Züchtigung muss sein

In Deutschland soll das Jugendstrafrecht weiter verschärft werden. Die Jugendgewalt nimmt jedoch nicht so dramatisch zu, wie ständig behauptet wird. von ron steinke

Saat der Gewalt: Wer schützt uns vor der Jugend?« hieß es jüngst in der Talkshow von Sandra Maischberger. Die Studiogäste, unter ihnen Jörg Schönbohm (CDU) und Cem Özedmir von den Grünen gaben sich betont problembewusst: Mit Repression allein könne man die Jugend nicht in den Griff bekommen, »Erziehung« sei auch wichtig. Was allerdings der genaue Unterschied ist zwischen der Repression einerseits und dem »Grenzen setzen« durch die konsequente Bestrafung von Regelverstößen andererseits, das in der Sendung als die Grundlage der Erziehung präsentiert wurde, blieb ungeklärt.

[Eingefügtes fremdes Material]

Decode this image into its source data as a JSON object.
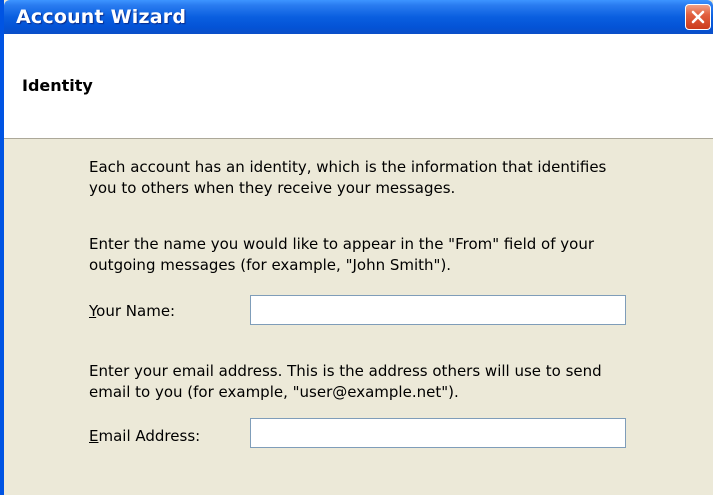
{
  "window": {
    "title": "Account Wizard",
    "close_icon": "close-icon"
  },
  "page": {
    "title": "Identity"
  },
  "content": {
    "intro_line1": "Each account has an identity, which is the information that identifies",
    "intro_line2": "you to others when they receive your messages.",
    "name_help_line1": "Enter the name you would like to appear in the \"From\" field of your",
    "name_help_line2": "outgoing messages (for example, \"John Smith\").",
    "name_label_accel": "Y",
    "name_label_rest": "our Name:",
    "name_value": "",
    "email_help_line1": "Enter your email address. This is the address others will use to send",
    "email_help_line2": "email to you (for example, \"user@example.net\").",
    "email_label_accel": "E",
    "email_label_rest": "mail Address:",
    "email_value": ""
  },
  "colors": {
    "titlebar": "#0a5fe0",
    "dialog_bg": "#ece9d8",
    "header_bg": "#ffffff",
    "close_button": "#e2603f",
    "input_border": "#7f9db9"
  }
}
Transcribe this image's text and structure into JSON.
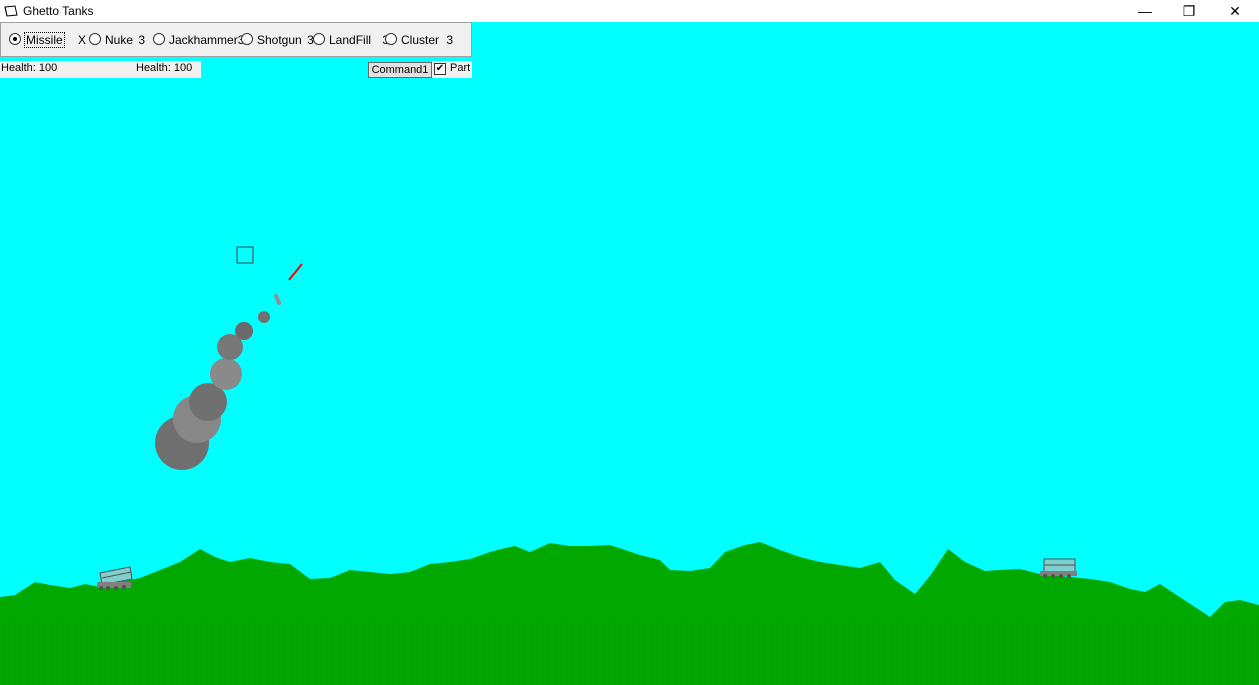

Anschaulicher als abendliche Fernsehtalkshows sind da die jugendorientierten Formate. Hier wird Erziehung nicht gefordert, sondern praktiziert. RTL schickt Jugendliche, deren Straftaten anscheinend darauf schließen lassen, dass ihre Erziehung (noch) nicht ganz erfolgreich verlaufen ist, derzeit auf eine Ranch nach Utah, wo sie strenge Regeln lernen (»Teenager außer Kontrolle«). RTL II rückt den Problemen der Pubertierenden mit ganztägigem, körperlichem Drill zu Leibe (»Das Erziehungscamp«). Das Konzept des »Erziehungscamps« bestehe aus »festen Regeln, hartem sportlichen Training, Disziplin und Respekt«, schreibt der Sender auf seiner Homepage. Wer dieses pädagogische Hilfsangebot nicht annimmt und stattdessen immer noch über seine Perspektivlosigkeit in der Arbeits- und Erwachsenenwelt nörgelt, so legt dieses Konzept nahe, dem ist wirklich nicht mehr zu helfen.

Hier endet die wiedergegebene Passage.